Gauri Lankesh, a prominent Indian journalist who epitomised strength and valour and was known for her fearlessness and outspoken nature, had been killed. As per newspaper reports Lankesh was shot three times at close range by unidentified men around 8 pm at the entrance of her house in Rajarajeshwari Nagar.

Gauri Lankesh was the true face of Indian journalism. Her strength of personality and charisma left a deep impression on me. The way she raised her voice and opinions, how she resisted, and her courage was something I always wanted to imbibe as a journalist.

Lankesh staunchly supported the view that religious politics would destroy India entirely. She was a hard critic of the Hindu right wing. In an interview with Narada News she openly criticises the Bharatiya Janata Party's ‘fascist and communal politics’, saying, ‘My Constitution teaches me to be a secular citizen, not communal. It is my right to fight against these communal elements.’

She was a social activist and campaigned for the rights of Dalits. She was the complete package, a rational, strong and courageous woman; everything the torch bearers of communal politics hate. Throughout her life she advocated the freedom of press, and the gunmen who shot her ‘probably killed her for her works’.

Lankesh was not the only one who challenged and shook the authority of majoritarian politics. Her murder follows several assassinations of persons like her in recent years, including renowned scholar M.M. Kalburgi, anti-superstition activist Narendra Dabholkar and author-politician Govind Pansare. Nor did Lankesh’s murder bring a halt to this series of outrageous incidents. Several other renowned journalists such as Santanu Bhowmick and Shujaat Bukhari have been brutally murdered in the past year ‘just for doing what they are supposed to do’.

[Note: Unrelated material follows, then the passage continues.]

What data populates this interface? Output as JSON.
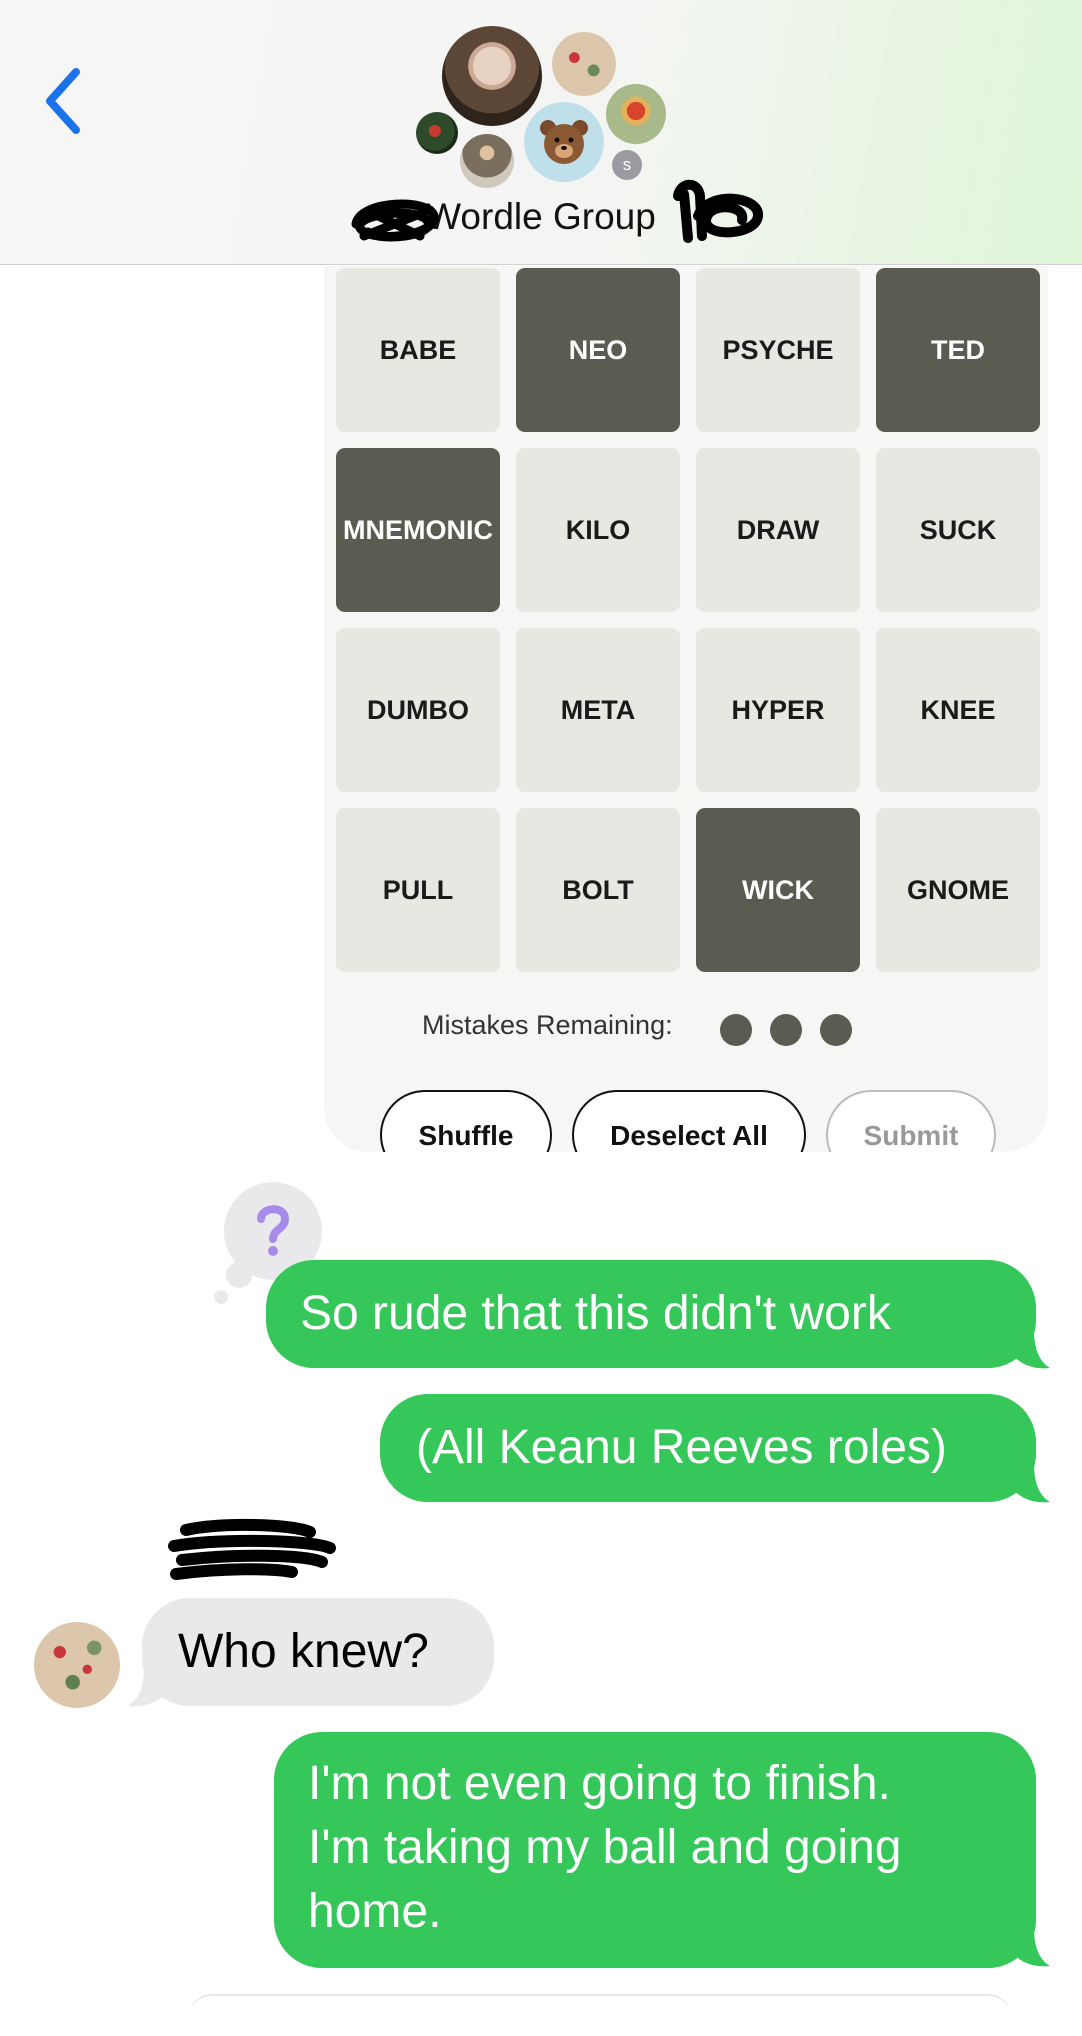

The Press Council of India's report titled Safety of Journalists states that more than 80 journalists have been killed in India since 1990. According to a report published by the media-watch website The Hoot, at least 54 journalists were attacked between January 2016 and April 2017. News of these incessant murders comes as a devastating blow to the entire nation, and once again brings the need to introspect about the freedom of expression denied the ‘fourth pillar of democracy’. Such targeted violence puts a huge question mark on reporting standards and press freedom in India.

The Indian media is frequently criticised for its declining standards, its embittered coverage of governmental issues and the spewing forth of online trends as primetime news. Celebrity affairs and link-ups substitute for serious issues like the beef ban, the crisis in Kashmir, or the conditions of farmers. The major news channels are making soap operas out of news stories. On one hand, the quality of coverage in India is continuously deteriorating, and on the other India still lags behind the rest of the world in terms of press freedom.

The 2017 World Press Freedom Index by Reporters Without Borders positions India at 136 out of 180 nations. Such a rank is really shameful for one of the planet’s biggest democracies which promises its citizens the right to put forth their views. One wishes the administration appeared as sincere in enhancing India's position on the Press Freedom Index as they do towards the World Bank's Ease of Doing Business rankings.

But journalism, today, has turned into a pro-government practice. It has lost its core essence, and is under serious threat. Media professionals should act as mediators between the power and the public, but nowadays the mainstream media’s independence is under question, as they have become mere spokespersons of the government. Journalists who refuse to play this role and turn from such practices have no alternative other than losing their lives.

The media, today, insists on viewing the actions of citizens through the nationalist spectacle, terming all those who question government policy ‘anti-national’. The basic, fundamental right to express our views is being hampered and journalists have become the puppets in the hands of the government or big business. There is no place for daring journalists like Gauri Lankesh in today’s journalism.